Instead, FDOT has let Salter off with a hundred-grand assessment. And the loss of just 35 older billboards over the next six years.
Somehow, Brinton said by e-mail, “the enforcement effort went off the rails big time.” FDOT, the very department that the grand jury accused of “flagrant violation of the law” in its dealings with Salter, in a “collusion among public employees and a private party,” was allowed to decide the outcome.
“FDOT should have engaged outside counsel (certainly counsel from outside the FDOT) to pursue what would be a public interest lawsuit and anyone tied to the original debacle or to any cover-up should never have been placed in any position to influence the enforcement action,” Brinton wrote.

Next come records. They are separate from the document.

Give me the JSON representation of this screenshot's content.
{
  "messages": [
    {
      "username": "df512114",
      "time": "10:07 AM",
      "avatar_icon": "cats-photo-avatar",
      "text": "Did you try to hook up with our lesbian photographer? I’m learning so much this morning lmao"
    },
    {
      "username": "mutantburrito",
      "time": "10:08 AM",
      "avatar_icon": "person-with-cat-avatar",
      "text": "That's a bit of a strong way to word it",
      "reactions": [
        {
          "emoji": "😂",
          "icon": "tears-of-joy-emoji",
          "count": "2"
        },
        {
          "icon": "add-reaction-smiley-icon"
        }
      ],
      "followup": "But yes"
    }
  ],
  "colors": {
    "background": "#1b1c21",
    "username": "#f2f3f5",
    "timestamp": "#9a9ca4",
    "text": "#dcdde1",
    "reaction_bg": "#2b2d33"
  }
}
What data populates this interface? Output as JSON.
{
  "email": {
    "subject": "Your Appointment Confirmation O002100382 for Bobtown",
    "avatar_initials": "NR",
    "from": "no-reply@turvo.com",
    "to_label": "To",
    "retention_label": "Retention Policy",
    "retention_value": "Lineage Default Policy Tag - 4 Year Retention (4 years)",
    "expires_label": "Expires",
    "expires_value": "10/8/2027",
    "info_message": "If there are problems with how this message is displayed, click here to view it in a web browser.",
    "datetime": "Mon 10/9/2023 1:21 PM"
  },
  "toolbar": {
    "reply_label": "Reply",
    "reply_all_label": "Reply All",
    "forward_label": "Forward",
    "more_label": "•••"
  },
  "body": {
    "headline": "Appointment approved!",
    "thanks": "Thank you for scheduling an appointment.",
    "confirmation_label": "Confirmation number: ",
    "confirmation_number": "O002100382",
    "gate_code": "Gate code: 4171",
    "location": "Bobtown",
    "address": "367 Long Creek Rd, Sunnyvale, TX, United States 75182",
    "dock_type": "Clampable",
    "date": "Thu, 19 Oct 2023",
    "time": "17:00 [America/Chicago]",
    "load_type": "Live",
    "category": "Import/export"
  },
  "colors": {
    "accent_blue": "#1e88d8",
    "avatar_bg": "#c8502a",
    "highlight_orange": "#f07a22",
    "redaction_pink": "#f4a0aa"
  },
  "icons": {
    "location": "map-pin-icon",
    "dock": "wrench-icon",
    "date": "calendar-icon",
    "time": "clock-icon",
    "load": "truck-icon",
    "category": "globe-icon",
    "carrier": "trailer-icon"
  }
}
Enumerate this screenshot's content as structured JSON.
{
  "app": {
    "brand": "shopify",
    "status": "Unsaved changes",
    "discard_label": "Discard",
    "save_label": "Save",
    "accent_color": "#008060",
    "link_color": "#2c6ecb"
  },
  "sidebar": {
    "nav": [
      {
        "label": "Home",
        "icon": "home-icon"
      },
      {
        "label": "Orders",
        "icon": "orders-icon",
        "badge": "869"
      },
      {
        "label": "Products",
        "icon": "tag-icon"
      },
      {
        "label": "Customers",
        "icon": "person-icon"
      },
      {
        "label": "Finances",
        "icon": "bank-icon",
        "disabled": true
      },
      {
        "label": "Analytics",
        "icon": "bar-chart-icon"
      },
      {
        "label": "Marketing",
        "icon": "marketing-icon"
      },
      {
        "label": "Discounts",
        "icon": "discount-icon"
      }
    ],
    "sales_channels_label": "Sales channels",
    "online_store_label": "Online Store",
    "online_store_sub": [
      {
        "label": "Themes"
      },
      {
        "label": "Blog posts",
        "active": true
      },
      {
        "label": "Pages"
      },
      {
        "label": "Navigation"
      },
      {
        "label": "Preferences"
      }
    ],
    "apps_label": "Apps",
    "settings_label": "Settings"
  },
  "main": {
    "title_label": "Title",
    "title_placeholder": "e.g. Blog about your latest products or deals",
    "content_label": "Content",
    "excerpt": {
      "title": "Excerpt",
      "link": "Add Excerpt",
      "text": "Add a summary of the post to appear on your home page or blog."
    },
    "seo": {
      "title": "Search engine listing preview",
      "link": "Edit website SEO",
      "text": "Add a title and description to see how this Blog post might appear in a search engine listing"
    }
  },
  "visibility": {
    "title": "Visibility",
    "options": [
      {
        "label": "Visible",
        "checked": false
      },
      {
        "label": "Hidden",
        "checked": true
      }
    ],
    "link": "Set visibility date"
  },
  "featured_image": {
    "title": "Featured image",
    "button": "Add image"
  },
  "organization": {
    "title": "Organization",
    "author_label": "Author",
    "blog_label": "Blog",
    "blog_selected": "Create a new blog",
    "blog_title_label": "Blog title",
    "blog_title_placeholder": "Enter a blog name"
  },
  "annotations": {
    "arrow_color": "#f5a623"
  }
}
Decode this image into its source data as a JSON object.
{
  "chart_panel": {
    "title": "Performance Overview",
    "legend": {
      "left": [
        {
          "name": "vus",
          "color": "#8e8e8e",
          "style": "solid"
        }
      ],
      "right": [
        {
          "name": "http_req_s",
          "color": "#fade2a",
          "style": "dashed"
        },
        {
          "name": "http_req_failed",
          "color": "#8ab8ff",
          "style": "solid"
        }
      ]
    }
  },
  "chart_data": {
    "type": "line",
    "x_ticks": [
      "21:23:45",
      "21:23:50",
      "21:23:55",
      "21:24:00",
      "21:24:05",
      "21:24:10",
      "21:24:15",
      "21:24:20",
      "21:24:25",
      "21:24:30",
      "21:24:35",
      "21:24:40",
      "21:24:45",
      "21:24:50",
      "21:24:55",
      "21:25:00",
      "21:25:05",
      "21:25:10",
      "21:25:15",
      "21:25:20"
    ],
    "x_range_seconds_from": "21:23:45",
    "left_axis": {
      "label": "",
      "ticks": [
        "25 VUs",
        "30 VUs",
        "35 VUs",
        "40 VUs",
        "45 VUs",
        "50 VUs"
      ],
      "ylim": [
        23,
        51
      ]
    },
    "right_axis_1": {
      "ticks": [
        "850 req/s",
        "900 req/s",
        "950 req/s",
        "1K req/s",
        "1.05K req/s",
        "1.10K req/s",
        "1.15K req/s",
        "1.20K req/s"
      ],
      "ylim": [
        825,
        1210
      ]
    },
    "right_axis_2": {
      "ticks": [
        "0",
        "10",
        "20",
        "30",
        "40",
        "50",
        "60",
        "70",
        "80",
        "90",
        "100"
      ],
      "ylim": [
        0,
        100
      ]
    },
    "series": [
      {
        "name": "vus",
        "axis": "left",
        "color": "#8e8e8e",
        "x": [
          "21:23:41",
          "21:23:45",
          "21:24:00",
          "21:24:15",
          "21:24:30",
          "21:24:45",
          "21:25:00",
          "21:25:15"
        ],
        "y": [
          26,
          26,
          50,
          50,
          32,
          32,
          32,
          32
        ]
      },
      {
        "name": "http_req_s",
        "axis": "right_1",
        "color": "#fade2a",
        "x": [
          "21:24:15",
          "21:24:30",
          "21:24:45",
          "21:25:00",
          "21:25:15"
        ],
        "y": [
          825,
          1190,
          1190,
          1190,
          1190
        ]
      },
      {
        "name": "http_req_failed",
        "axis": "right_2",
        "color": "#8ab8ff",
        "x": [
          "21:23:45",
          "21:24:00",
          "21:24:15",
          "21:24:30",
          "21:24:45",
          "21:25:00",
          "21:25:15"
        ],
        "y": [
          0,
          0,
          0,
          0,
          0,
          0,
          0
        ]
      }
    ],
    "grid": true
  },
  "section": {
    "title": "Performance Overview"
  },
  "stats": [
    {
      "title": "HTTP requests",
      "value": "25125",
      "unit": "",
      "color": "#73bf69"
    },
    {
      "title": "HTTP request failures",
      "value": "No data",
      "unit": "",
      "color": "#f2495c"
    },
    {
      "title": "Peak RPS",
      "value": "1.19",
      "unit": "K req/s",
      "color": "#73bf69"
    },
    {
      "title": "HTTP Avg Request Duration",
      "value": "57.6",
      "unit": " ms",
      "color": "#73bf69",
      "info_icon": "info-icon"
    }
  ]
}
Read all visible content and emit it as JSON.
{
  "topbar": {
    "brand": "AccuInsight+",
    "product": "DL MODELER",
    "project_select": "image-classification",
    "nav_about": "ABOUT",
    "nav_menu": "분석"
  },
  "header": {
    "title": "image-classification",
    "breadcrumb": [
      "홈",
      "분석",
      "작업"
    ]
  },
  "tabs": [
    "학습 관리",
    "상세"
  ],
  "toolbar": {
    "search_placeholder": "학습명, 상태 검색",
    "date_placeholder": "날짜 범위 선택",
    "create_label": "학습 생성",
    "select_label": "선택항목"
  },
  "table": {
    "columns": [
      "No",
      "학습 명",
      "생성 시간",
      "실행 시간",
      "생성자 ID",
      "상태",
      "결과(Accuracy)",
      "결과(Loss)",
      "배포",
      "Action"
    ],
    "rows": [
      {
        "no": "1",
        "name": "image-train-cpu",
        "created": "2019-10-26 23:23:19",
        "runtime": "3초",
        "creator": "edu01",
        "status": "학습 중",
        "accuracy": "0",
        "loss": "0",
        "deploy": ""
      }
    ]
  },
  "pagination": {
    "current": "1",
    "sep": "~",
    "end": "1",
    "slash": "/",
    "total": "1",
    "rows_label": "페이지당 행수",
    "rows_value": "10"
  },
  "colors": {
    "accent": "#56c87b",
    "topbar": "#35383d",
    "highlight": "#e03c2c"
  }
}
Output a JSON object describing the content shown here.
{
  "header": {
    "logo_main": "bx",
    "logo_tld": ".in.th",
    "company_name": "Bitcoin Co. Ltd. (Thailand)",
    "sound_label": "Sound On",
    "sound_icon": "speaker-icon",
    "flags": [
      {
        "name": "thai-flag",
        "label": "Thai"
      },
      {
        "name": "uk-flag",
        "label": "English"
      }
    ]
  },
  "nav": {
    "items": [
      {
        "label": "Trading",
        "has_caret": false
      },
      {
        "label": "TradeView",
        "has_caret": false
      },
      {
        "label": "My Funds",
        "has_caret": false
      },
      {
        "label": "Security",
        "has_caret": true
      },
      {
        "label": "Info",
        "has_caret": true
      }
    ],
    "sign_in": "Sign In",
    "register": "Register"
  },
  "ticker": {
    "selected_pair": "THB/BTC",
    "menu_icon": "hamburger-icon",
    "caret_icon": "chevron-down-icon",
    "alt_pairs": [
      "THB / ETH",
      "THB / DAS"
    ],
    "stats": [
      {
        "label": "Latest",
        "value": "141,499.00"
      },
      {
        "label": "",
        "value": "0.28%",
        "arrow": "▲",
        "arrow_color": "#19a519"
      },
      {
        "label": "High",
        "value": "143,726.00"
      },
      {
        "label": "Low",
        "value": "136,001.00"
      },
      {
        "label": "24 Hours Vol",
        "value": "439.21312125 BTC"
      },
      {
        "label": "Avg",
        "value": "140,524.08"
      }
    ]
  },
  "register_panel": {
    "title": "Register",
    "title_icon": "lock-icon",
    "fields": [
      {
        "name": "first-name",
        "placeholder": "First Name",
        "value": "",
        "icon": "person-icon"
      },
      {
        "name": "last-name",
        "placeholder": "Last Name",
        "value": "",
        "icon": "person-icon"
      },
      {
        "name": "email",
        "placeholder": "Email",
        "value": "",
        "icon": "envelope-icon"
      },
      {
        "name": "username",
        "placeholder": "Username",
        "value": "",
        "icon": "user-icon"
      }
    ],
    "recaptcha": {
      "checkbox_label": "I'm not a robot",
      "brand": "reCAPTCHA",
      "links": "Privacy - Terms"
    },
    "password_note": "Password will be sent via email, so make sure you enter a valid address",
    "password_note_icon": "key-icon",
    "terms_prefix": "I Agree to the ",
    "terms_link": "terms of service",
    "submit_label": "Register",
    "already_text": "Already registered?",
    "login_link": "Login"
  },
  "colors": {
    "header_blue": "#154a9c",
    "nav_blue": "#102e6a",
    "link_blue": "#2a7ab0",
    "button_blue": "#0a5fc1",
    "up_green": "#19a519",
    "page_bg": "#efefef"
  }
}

Bill Jonson, president of Scenic Florida, said Wednesday he was “shocked” by the settlement. “It makes me wonder if folks like myself weren’t here, what they’d be doing.”
It’s not as if FDOT was reacting to some great public clamor for more billboards, or demands to get rid of those damn trees along the interstate. Nothing about the original permits or the piddling settlement has a thing to with the public good. This was just about money and influence and the smelly grease that lubricates state government.
A year ago, the grand jury had suggested, rather plaintively in retrospect: “As the law and the FDOT rules have a valid purpose for public good, your grand jury recommends and expects all of us, including elected and appointed government officials, to follow the laws and rules whether we agree with them or not.”
In Florida, that seems too much to ask.